Specific objectives of this task include the following:
1) Development of GC/MS and LC/MS methods for the measurement of key xenobiotic compounds and their metabolites (to include the pyrethroid pesticides, perfluorinated organic compounds, and the BFRs) in relevant environmental and biological matrices.
2) Development of efficient low cost methods for the extraction and clean up of these compounds collected from relevant matrices.

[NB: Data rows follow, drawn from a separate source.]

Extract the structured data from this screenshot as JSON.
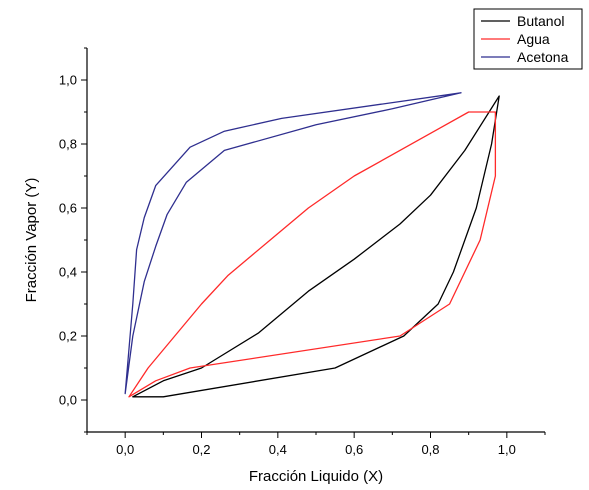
{
  "chart_data": {
    "type": "line",
    "title": "",
    "xlabel": "Fracción Liquido (X)",
    "ylabel": "Fracción Vapor (Y)",
    "xlim": [
      -0.1,
      1.1
    ],
    "ylim": [
      -0.1,
      1.1
    ],
    "x_ticks": [
      0.0,
      0.2,
      0.4,
      0.6,
      0.8,
      1.0
    ],
    "y_ticks": [
      0.0,
      0.2,
      0.4,
      0.6,
      0.8,
      1.0
    ],
    "x_tick_labels": [
      "0,0",
      "0,2",
      "0,4",
      "0,6",
      "0,8",
      "1,0"
    ],
    "y_tick_labels": [
      "0,0",
      "0,2",
      "0,4",
      "0,6",
      "0,8",
      "1,0"
    ],
    "grid": false,
    "legend_position": "top-right",
    "series": [
      {
        "name": "Butanol",
        "color": "#000000",
        "points": [
          [
            0.02,
            0.01
          ],
          [
            0.1,
            0.01
          ],
          [
            0.55,
            0.1
          ],
          [
            0.73,
            0.2
          ],
          [
            0.82,
            0.3
          ],
          [
            0.86,
            0.4
          ],
          [
            0.89,
            0.5
          ],
          [
            0.92,
            0.6
          ],
          [
            0.94,
            0.7
          ],
          [
            0.96,
            0.8
          ],
          [
            0.98,
            0.95
          ],
          [
            0.89,
            0.78
          ],
          [
            0.8,
            0.64
          ],
          [
            0.72,
            0.55
          ],
          [
            0.6,
            0.44
          ],
          [
            0.48,
            0.34
          ],
          [
            0.35,
            0.21
          ],
          [
            0.2,
            0.1
          ],
          [
            0.1,
            0.06
          ],
          [
            0.02,
            0.01
          ]
        ]
      },
      {
        "name": "Agua",
        "color": "#ff2a2a",
        "points": [
          [
            0.01,
            0.01
          ],
          [
            0.08,
            0.06
          ],
          [
            0.17,
            0.1
          ],
          [
            0.72,
            0.2
          ],
          [
            0.85,
            0.3
          ],
          [
            0.89,
            0.4
          ],
          [
            0.93,
            0.5
          ],
          [
            0.95,
            0.6
          ],
          [
            0.97,
            0.7
          ],
          [
            0.97,
            0.8
          ],
          [
            0.97,
            0.9
          ],
          [
            0.9,
            0.9
          ],
          [
            0.6,
            0.7
          ],
          [
            0.48,
            0.6
          ],
          [
            0.38,
            0.5
          ],
          [
            0.27,
            0.39
          ],
          [
            0.2,
            0.3
          ],
          [
            0.13,
            0.2
          ],
          [
            0.06,
            0.1
          ],
          [
            0.01,
            0.01
          ]
        ]
      },
      {
        "name": "Acetona",
        "color": "#2f2f8f",
        "points": [
          [
            0.0,
            0.02
          ],
          [
            0.02,
            0.3
          ],
          [
            0.03,
            0.47
          ],
          [
            0.05,
            0.57
          ],
          [
            0.08,
            0.67
          ],
          [
            0.17,
            0.79
          ],
          [
            0.26,
            0.84
          ],
          [
            0.41,
            0.88
          ],
          [
            0.88,
            0.96
          ],
          [
            0.7,
            0.91
          ],
          [
            0.5,
            0.86
          ],
          [
            0.26,
            0.78
          ],
          [
            0.16,
            0.68
          ],
          [
            0.11,
            0.58
          ],
          [
            0.08,
            0.48
          ],
          [
            0.05,
            0.37
          ],
          [
            0.02,
            0.2
          ],
          [
            0.0,
            0.02
          ]
        ]
      }
    ]
  }
}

3) Determination of xenobiotic compound and metabolite concentrations in samples derived from laboratory and field monitoring studies to help assess exposures and evaluate associated risks.
Description:
Exhaled human breath analysis has become a standard technique for assessing exposure to exogenous volatile organic compounds (VOCs) such as trihalomethanes from water chlorination; aromatics, hydrocarbons, and oxygenates from fuels usage; and various chlorinated solvents from industrial or consumer exposures. The time dependent breath concentration changes during exposure (uptake) and post-exposure (eliminations) periods have been employed to estimate biological parameters such as blood levels, compartmental residence times, tissue capacities, peak exposure, minimum total does, and metabolic clearance rates. In recent studies of fuels and solvent exposures, breath measurement has become a non-invasive surrogate for blood measurements.

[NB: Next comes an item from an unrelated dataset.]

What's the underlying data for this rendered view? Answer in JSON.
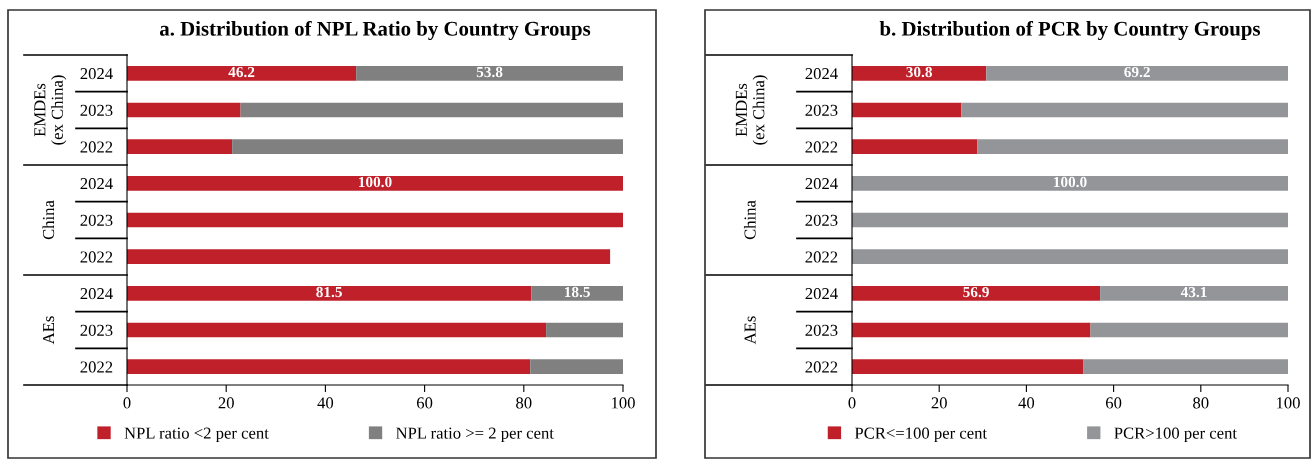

The success of using breath as a "biological fluid" has created interest in measuring additional compounds that may serve as internally produced biomarkers of external chemical exposures which could serve as a simple, non-invasive exposure assessment tool for internal dose. Such biomarkers will most likely occur at very low concentrations compared to the exposure and will be very water soluble; these are two properties that make gas phase analysis difficult. We have developed a sampling and analytical method that accentuates the water soluble fraction of organic compounds in breath for GC/MS analysis. Multiple breaths are passed through special glassware at subambient temperature (-80 C); upon heating to 37 C, the condensed water is sparged with dry nitrogen into a standard 1-liter volume breath sampling container (SUMMA canister) also at -80 C. When warmed to room temperature, the canister becomes positively pressurized and is then analyzed as a normal single breath sample, yet contains an elevated amount of the polar volatile organic compounds as trapped from 40 or 50 breaths. This allows more detailed analysis of the normally occurring metabolic products as well as putative biomarkers of exposure in breath.

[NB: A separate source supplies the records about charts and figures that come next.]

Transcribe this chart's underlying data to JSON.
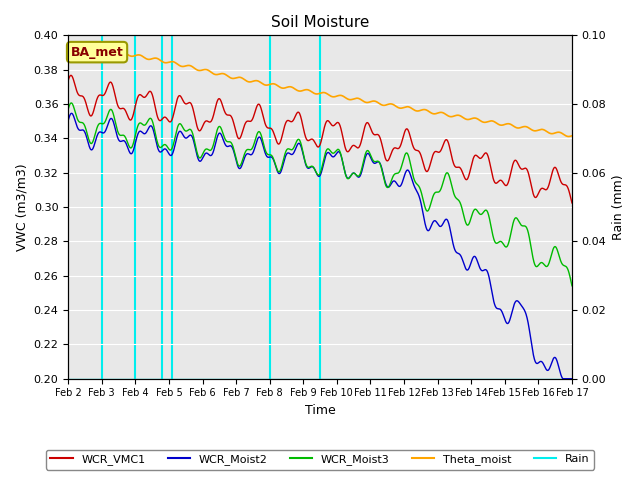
{
  "title": "Soil Moisture",
  "xlabel": "Time",
  "ylabel_left": "VWC (m3/m3)",
  "ylabel_right": "Rain (mm)",
  "ylim_left": [
    0.2,
    0.4
  ],
  "ylim_right": [
    0.0,
    0.1
  ],
  "yticks_left": [
    0.2,
    0.22,
    0.24,
    0.26,
    0.28,
    0.3,
    0.32,
    0.34,
    0.36,
    0.38,
    0.4
  ],
  "yticks_right": [
    0.0,
    0.02,
    0.04,
    0.06,
    0.08,
    0.1
  ],
  "xtick_labels": [
    "Feb 2",
    "Feb 3",
    "Feb 4",
    "Feb 5",
    "Feb 6",
    "Feb 7",
    "Feb 8",
    "Feb 9",
    "Feb 10",
    "Feb 11",
    "Feb 12",
    "Feb 13",
    "Feb 14",
    "Feb 15",
    "Feb 16",
    "Feb 17"
  ],
  "vlines": [
    1.0,
    2.0,
    2.8,
    3.1,
    6.0,
    7.5
  ],
  "vline_color": "#00EEEE",
  "colors": {
    "WCR_VMC1": "#CC0000",
    "WCR_Moist2": "#0000CC",
    "WCR_Moist3": "#00BB00",
    "Theta_moist": "#FFA500",
    "Rain": "#00EEEE"
  },
  "background_color": "#E8E8E8",
  "annotation_text": "BA_met",
  "annotation_color": "#880000",
  "annotation_bg": "#FFFF99",
  "annotation_border": "#999900"
}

To date, we have identified a variety of compounds in normal (healthy) adults that include C3 to C9 n-aldehydes, C3 and C4 branched aldehydes, alcohols, terpenoids, ethers, acetates, etc. have been tentatively identified and work continues to unambiguously confirm as many compounds as possible. In the long run, we anticipate using pattern of endogenously produced compounds expressed in breath as an indicator of external exposure.
This work has been reviewed in accordance with the U.S. Environmental Protection Agency's peer and administrative review process and approved for presentation and publication. Mention of trade names or commercial products does not constitute endorsement or recommendation for use.